Abstract

“Uncapture This Image,” drawing on Alain Badiou’s philosophy of the event, argues that postmodern dismissals of the efficacy of the avant-garde, such as Peter Bürger’s Theory of the Avant-Garde , miss how adversarial art, of which Dada is the prototype, devises strategies that slice, at any given moment, through the doxa in the historical chain of its articulation, cutting the signifying loops of colonialist representation and commodity exchange. The photomontages of the Hannah Höch in the early twentieth century, and the montages of David Wojnarowicz in the late, present images of non-normative sexuality, gender, ethnic otherness, and desire that unravel the reifications of (post)colonial capitalism.

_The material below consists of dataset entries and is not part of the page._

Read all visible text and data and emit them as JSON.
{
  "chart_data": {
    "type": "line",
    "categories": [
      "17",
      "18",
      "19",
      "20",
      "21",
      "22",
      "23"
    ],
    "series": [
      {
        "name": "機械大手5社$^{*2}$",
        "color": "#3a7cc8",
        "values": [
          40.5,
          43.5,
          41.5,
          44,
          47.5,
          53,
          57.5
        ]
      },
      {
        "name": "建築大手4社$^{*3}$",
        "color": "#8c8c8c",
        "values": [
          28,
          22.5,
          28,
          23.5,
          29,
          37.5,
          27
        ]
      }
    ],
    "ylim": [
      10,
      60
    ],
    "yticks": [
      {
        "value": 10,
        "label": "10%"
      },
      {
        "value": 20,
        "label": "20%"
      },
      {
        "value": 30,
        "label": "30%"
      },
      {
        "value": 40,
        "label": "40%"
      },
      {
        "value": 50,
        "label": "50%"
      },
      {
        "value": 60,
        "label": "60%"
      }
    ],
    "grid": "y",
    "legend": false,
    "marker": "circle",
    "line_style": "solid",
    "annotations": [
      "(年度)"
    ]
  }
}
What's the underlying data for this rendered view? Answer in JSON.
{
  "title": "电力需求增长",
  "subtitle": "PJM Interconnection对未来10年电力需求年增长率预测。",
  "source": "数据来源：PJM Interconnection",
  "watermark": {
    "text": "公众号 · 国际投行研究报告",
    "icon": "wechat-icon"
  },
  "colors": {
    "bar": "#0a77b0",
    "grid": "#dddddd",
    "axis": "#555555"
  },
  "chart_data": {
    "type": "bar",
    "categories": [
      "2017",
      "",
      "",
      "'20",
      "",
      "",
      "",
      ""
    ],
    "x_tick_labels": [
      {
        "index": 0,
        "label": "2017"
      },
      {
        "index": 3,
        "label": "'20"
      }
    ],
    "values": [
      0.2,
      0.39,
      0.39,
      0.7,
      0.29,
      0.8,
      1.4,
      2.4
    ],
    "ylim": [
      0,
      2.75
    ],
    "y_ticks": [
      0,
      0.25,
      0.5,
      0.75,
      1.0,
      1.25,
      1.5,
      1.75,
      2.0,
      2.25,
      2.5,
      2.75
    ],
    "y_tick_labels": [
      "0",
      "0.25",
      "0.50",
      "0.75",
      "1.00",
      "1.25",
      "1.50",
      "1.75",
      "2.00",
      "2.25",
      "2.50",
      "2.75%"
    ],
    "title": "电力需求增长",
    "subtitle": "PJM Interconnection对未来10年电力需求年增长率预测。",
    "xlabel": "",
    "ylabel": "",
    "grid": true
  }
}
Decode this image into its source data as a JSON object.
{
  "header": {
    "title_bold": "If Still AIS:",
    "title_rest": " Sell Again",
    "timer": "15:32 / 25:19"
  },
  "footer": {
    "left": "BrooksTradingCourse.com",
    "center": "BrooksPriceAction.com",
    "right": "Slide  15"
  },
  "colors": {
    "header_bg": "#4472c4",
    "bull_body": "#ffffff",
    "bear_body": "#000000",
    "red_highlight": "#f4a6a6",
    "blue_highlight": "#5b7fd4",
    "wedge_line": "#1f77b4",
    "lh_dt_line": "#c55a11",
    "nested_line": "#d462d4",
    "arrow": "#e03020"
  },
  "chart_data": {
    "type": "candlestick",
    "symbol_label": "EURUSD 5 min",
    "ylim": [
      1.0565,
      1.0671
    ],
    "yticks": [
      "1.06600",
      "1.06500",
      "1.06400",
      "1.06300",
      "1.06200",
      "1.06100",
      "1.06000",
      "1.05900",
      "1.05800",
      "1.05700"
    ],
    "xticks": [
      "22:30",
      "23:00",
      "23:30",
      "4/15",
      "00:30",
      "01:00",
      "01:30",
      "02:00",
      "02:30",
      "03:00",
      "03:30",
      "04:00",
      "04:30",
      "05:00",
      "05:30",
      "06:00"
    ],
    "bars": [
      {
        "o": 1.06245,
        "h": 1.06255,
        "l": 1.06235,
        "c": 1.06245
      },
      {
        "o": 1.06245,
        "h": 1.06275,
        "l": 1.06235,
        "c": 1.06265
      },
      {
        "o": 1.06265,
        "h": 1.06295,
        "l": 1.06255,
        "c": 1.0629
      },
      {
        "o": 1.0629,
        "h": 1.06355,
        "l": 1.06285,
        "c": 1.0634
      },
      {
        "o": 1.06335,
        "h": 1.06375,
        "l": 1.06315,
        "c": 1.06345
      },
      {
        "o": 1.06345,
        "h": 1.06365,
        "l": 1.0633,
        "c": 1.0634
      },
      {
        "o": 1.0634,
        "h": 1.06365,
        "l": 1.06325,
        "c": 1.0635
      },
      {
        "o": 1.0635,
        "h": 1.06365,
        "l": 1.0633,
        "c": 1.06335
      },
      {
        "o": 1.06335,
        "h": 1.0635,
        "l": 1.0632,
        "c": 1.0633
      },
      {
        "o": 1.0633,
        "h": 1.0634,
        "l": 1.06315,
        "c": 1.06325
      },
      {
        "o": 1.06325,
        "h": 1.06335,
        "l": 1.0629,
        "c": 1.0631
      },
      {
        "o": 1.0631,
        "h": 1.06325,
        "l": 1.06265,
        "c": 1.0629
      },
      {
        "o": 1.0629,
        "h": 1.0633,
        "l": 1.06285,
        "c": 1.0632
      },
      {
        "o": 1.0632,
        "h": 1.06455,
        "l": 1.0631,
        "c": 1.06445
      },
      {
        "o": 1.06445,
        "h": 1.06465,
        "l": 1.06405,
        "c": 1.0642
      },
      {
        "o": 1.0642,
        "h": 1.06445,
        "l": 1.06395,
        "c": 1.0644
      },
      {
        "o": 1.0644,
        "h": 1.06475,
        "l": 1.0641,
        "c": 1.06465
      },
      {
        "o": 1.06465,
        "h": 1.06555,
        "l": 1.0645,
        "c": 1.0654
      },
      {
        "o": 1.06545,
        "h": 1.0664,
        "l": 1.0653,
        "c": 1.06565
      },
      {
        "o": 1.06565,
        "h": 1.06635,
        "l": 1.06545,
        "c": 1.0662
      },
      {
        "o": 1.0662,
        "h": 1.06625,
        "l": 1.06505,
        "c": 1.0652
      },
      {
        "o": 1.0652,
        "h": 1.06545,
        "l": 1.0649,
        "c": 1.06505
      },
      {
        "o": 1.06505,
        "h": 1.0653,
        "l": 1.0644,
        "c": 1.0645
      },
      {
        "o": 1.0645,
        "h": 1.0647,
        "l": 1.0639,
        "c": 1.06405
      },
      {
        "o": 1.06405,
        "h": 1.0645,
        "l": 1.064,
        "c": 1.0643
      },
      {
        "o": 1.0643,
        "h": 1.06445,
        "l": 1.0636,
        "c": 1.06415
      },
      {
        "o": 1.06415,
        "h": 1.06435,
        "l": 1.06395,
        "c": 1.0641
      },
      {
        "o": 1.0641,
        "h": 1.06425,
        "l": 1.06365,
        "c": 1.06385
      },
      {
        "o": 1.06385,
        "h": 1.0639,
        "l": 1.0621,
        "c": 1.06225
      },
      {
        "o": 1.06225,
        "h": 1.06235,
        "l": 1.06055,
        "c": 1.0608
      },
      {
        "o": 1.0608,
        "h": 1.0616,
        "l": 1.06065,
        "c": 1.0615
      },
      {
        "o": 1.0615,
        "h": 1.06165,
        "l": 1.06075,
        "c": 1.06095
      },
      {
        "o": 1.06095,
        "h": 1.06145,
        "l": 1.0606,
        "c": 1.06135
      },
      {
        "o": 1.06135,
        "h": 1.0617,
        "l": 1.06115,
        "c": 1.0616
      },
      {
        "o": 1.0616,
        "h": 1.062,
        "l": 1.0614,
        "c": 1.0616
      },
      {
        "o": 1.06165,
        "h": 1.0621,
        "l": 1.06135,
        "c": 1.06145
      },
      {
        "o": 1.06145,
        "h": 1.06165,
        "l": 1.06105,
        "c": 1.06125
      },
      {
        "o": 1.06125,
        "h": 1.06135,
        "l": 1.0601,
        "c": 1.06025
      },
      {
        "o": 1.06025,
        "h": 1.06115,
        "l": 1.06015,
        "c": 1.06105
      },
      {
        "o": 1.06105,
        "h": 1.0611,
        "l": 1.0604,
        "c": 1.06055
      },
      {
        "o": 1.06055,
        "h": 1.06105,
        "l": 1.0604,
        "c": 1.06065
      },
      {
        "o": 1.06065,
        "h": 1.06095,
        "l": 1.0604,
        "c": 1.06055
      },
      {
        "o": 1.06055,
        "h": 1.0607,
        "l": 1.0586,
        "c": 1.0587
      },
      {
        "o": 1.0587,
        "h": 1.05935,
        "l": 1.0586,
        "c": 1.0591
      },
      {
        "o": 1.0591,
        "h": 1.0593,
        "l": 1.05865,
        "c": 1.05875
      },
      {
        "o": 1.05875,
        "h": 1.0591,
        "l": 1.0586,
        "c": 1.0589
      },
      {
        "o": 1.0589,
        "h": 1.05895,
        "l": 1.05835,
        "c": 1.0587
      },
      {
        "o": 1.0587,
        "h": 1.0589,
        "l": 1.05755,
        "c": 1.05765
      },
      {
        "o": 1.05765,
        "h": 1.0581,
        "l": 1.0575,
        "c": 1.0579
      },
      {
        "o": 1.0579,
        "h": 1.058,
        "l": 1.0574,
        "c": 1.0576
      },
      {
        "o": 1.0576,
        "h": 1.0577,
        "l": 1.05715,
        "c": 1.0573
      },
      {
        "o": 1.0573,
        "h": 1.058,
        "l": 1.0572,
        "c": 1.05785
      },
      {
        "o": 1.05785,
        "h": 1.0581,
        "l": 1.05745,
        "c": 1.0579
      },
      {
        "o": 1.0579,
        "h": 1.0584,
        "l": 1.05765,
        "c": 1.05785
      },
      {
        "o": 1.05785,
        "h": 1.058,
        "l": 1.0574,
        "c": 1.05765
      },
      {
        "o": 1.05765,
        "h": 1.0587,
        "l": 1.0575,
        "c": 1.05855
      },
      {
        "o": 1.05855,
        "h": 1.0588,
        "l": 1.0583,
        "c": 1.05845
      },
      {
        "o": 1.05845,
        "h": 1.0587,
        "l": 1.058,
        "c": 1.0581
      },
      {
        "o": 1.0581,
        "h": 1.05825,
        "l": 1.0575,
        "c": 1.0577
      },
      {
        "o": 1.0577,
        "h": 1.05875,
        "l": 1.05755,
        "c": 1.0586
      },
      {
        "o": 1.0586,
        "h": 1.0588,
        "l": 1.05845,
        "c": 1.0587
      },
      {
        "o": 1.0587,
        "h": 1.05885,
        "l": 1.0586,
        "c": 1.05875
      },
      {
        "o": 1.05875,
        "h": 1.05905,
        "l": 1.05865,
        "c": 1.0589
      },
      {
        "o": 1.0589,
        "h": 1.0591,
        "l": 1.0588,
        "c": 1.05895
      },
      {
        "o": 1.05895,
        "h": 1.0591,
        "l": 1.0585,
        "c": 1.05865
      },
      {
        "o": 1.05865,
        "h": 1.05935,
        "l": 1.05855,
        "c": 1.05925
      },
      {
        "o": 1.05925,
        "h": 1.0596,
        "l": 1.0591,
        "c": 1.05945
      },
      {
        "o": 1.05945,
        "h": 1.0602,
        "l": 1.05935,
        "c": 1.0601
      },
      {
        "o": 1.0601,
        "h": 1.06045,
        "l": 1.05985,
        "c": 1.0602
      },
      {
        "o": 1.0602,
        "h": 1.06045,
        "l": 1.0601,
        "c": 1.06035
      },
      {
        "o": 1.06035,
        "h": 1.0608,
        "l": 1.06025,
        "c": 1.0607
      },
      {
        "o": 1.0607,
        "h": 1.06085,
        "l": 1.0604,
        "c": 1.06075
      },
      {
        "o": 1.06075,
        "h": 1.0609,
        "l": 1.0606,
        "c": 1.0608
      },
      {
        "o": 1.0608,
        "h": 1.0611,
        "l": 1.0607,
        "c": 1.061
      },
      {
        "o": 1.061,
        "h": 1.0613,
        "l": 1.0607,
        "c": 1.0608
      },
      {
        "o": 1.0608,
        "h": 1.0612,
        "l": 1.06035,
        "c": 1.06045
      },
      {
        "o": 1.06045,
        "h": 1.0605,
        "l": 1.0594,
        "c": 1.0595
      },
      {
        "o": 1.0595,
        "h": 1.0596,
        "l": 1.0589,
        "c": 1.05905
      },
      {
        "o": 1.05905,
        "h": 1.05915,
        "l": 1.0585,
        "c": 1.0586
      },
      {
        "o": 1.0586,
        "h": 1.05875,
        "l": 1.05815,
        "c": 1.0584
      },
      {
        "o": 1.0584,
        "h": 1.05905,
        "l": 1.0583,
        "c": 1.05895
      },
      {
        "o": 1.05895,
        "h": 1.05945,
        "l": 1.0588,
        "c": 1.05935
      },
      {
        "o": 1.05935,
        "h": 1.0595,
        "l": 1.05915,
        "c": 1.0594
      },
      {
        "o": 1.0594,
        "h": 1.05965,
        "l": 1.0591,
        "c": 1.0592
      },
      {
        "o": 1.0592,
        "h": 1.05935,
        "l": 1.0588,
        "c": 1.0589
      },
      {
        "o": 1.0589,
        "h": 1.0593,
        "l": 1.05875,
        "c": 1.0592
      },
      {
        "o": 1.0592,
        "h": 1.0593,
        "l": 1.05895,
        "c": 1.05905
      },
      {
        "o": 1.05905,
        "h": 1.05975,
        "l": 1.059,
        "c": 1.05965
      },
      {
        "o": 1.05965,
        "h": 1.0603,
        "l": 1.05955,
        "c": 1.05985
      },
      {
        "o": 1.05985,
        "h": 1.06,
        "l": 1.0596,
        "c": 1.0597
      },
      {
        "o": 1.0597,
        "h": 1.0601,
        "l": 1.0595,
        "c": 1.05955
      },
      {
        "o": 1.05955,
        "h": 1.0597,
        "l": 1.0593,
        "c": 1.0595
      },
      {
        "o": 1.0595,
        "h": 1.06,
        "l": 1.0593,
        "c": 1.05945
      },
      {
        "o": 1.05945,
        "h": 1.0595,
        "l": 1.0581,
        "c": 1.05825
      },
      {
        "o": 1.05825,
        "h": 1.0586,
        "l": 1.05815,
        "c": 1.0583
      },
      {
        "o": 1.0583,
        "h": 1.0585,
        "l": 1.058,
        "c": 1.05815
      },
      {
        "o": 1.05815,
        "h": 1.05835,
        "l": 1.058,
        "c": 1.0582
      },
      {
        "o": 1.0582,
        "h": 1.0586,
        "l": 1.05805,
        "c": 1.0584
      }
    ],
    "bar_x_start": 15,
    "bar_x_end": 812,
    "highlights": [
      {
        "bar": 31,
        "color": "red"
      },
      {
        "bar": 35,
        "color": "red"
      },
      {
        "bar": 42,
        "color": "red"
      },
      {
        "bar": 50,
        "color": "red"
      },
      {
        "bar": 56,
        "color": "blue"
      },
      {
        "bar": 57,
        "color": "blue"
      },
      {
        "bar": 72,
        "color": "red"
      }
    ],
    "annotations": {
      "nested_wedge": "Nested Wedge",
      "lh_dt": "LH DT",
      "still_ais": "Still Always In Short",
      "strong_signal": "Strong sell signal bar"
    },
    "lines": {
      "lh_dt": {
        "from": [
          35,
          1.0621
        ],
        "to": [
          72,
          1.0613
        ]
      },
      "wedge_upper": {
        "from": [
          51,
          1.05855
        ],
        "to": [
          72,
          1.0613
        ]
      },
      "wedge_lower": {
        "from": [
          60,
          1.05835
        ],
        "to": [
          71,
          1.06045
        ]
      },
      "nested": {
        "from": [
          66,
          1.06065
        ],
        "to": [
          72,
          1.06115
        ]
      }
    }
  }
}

The essay examines Höch’s photomontages, the 1929 Fremde Schönheit [ Strange Beauty ], the 1930 Indische Tänzerin [ Indian Dancer ], and the 1931 Liebe [ Love ], alongside a photograph from Wojnarowicz’s 1979 series, Arthur Rimbaud in New York ; the 1983 montage, Untitled [Sirloin Steaks]; the 1984 montage, A Painting to Replace the British Monument in Buenos Aires ; the 1986-87 film, A Fire in My Belly ; and the 1991 narrative, Close to the Knives: A Memoir of Disintegration . Contrary to the received narrative, this essay elaborates a century-long convergence of queer and anti-colonialist art. A “queer” avant-gardism contests the prefabricated identity categories and ideals of appearance on which the captivation of desire in consumer culture depends. Höch and Wojnarowicz show that now will always have been the time to break out of the capitalist ever-same.